Steam and electricity are generated together. This is energy efficient because it makes use of the hot by-products put out by the generating process. The electricity is sold to the National Grid. However, the steam is all used on site.

Photo of SP4
The SP4 steam and electricity generator.

Fawley oil refinery uses steam for a number of processes:

  • in reactions, such as steam cracking and stripping
  • for cleaning vessels
  • for heating chemicals
  • for lowering the viscosity of products in pipes using steam tracers.

The refinery can use over a thousand tonnes of steam per hour. This steam is produced in 3 large steam generators, including the SP4 and the COGEN.

The steam is generated at 900 kPa (9 times atmospheric pressure) and 2000 kPa (20 times atmospheric pressure). At these pressures the steam can be heated to 180°C and 270°C respectively.

The steam is piped into a steam main that runs around the site. This is rather like the electricity main that runs round your house. But, instead of plugs, the steam main has connectors and valves. These allow engineers to tap into the steam supply wherever they need it.

Both the SP4 and the COGEN are types of Combined Heat and Power (CHP) plants.
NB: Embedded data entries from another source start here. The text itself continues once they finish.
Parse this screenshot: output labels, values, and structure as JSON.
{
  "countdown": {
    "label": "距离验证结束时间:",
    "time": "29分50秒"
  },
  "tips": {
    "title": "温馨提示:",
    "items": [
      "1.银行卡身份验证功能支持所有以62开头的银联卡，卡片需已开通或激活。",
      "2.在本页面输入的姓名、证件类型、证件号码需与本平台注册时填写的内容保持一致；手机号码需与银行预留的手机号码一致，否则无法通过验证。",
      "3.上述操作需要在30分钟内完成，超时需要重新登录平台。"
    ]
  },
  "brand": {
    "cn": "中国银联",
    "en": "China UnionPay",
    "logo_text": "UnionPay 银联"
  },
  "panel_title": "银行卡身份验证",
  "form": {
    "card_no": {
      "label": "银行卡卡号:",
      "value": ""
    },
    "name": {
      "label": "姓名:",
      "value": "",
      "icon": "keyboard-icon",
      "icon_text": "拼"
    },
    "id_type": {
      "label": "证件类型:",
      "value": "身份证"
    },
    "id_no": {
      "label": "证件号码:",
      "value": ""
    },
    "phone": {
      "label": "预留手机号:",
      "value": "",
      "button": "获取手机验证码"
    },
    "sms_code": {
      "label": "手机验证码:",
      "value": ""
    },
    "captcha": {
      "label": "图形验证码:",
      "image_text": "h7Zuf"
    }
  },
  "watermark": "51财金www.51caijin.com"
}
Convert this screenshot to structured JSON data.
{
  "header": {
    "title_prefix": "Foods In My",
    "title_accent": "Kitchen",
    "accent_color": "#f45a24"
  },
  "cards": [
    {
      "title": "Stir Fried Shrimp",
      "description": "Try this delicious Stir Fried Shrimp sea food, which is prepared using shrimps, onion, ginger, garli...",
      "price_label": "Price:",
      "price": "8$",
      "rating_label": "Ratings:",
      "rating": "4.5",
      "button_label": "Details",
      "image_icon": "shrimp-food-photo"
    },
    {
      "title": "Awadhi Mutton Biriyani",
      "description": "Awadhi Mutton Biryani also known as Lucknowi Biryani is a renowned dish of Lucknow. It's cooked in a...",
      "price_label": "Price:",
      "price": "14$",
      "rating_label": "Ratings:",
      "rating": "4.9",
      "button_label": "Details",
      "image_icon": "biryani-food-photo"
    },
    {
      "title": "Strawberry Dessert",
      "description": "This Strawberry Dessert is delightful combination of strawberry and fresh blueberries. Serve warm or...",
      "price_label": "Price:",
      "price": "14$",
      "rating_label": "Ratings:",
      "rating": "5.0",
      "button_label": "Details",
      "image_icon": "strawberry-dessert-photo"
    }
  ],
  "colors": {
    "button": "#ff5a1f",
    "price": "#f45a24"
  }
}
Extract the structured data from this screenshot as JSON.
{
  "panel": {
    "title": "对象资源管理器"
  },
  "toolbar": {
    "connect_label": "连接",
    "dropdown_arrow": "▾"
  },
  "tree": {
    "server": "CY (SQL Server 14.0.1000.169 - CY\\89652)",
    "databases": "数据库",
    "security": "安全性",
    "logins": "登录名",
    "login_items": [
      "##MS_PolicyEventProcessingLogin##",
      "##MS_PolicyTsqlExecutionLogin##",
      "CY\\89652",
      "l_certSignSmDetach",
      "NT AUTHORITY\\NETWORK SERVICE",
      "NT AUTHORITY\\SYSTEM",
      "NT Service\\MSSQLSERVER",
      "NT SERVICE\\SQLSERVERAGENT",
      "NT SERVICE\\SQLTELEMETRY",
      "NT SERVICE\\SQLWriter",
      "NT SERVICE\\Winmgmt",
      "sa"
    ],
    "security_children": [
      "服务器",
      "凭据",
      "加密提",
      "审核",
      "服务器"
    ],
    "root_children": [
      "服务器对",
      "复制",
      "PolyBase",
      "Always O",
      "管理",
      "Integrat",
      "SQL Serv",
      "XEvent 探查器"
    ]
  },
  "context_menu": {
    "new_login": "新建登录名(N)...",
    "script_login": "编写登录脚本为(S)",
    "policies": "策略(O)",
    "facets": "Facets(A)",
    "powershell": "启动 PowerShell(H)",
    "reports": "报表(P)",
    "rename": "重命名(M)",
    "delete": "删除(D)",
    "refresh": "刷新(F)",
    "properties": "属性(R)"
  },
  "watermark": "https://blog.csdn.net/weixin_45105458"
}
They generate electricity and steam from the same fuel. Any power station generating electricity will also heat up something in its surroundings. In a CHP plant, the hot by-product is put to good use rather than wasting it.

Let's see why we cannot avoid making something hot.

The picture represents a generalised power plant:

  • a hot gas (often steam) is used to turn a turbine (a bit like a propellor in reverse);
  • the turbine drives a generator;
  • the hot gas is cooled in a heat exchanger once it has passed through the turbine;
  • the heat exchanger uses water from a river (or the air) to cool the hot gas;
  • having cooled the hot gas, this water is slightly hotter than it was before.

We have to cool the hot gas to reduce its pressure. If we didn't, then the gaswould stop flowing. It flows from the hot side to the cold side because of the pressure difference.

Therefore, we cannot avoid heating something up on the colder side.

Graphic of power station
A generalised power station. The hot gas has to be cooled to produce a pressure difference across the turbine and to keep the gas flowing.

In a conventional power station, the slightly hot water is usually wasted. However, in some CHP plants, it used to heat local factories or houses. In the Fawley generators (the SP4 and the COGEN), it is, in effect used to produce steam. Though they each do this in a different way.

The generators are connected directly to the National Grid. At the same time, the site is supplied with electricity from the National Grid. This arrangement means that the generators can work at a constant rate and don't need to match their output to the demands of the site. If the requirements increase, then the site simply takes more current from the National Grid. Over time, the average output and input are pretty evenly matched.